A wave of confidence swept through the Arsenal players. Mickey Thomas probed Liverpool’s backline. David Rocastle pushed further and further forward. The bite offered by Kevin Richardson in midfield was never better illustrated by his tackle on Ray Houghton late on, which signalled how Arsenal’s midfield had been on top for much of the match.
But for all of Arsenal’s gallant efforts, they looked set to fall agonisingly short. As John Barnes slalomed his way into the right-hand side of Arsenal’s penalty area, Richardson dispossessed the Liverpool winger and tapped the ball back to Lukic. In a scene that is now part of cinematic history, Lukic threw the ball out to Dixon, and his measured pass found Smith. And then…
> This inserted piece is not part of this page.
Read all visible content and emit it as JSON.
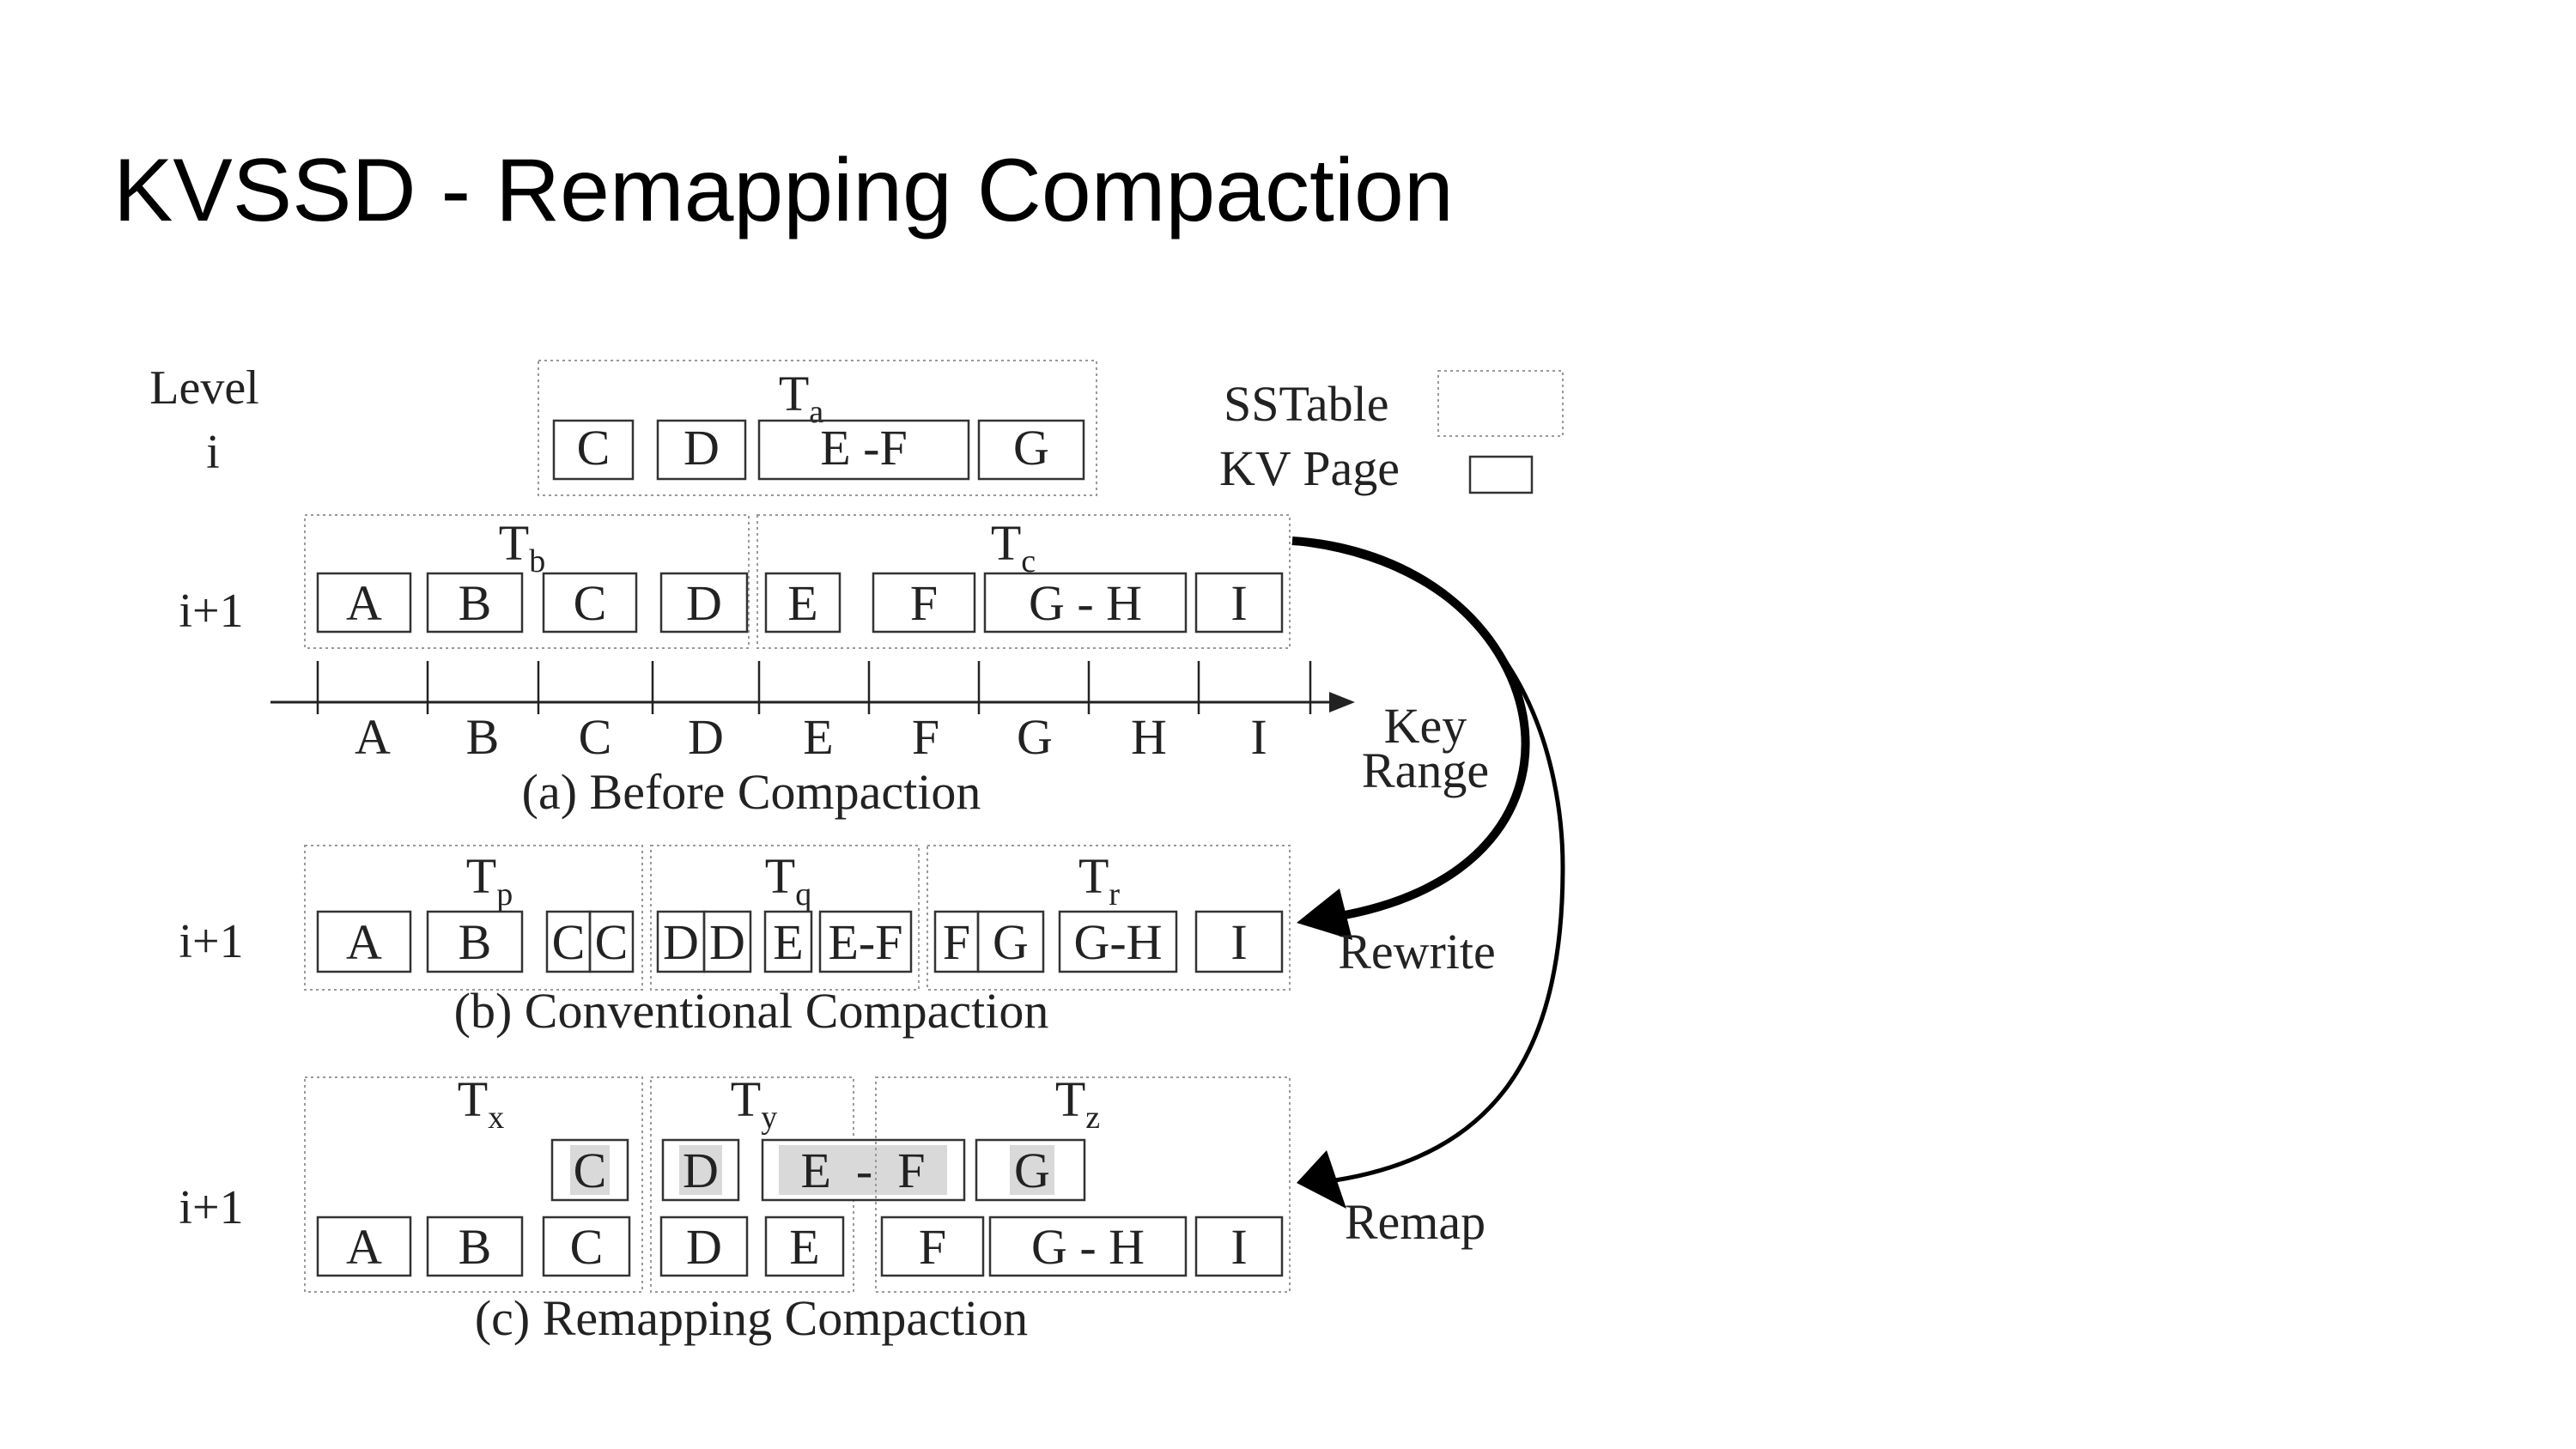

For so long castigated as a typical Arsenal buy – safe and unadventurous and described harshly by a tabloid hack as “a man with the charisma of a regional sales manager from Slough” – Smith chested it down and knocked the ball on to the galloping Thomas. Despite being surrounded by a pack of Liverpool defenders, a lucky break off Steve Nicol’s legs put him clean through against Grobbelaar, face to face with Arsenal immortality.
Thomas waited for the Zimbabwe stopper to commit himself. The Anfield crowd, whistling for the end, fell into silence. Grobbelaar moved low to his right, and Thomas, dropping his shoulder, flicked the ball to the goalkeeper’s left and scored.
As Thomas performed his somersault on the pitch, and the sea of blue-and-yellow clad Arsenal fans bobbed up and down in the far corner in jubilation, the camera panned to Kenny Dalglish slumped against the dugout and scarcely able to take on board what he’d just witnessed.
Almost in the blink of an eye, tabloid writers were forced to change their headlines: KING GEORGE! (The Sun), MICKEY TAKERS! BY GEORGE THEY’VE DONE IT! (Daily Star) and MIRACLE MEN (Daily Mirror) reflected the fact that in the space of 90 minutes, George Graham’s “boys” had come of age in the most dramatic of circumstances.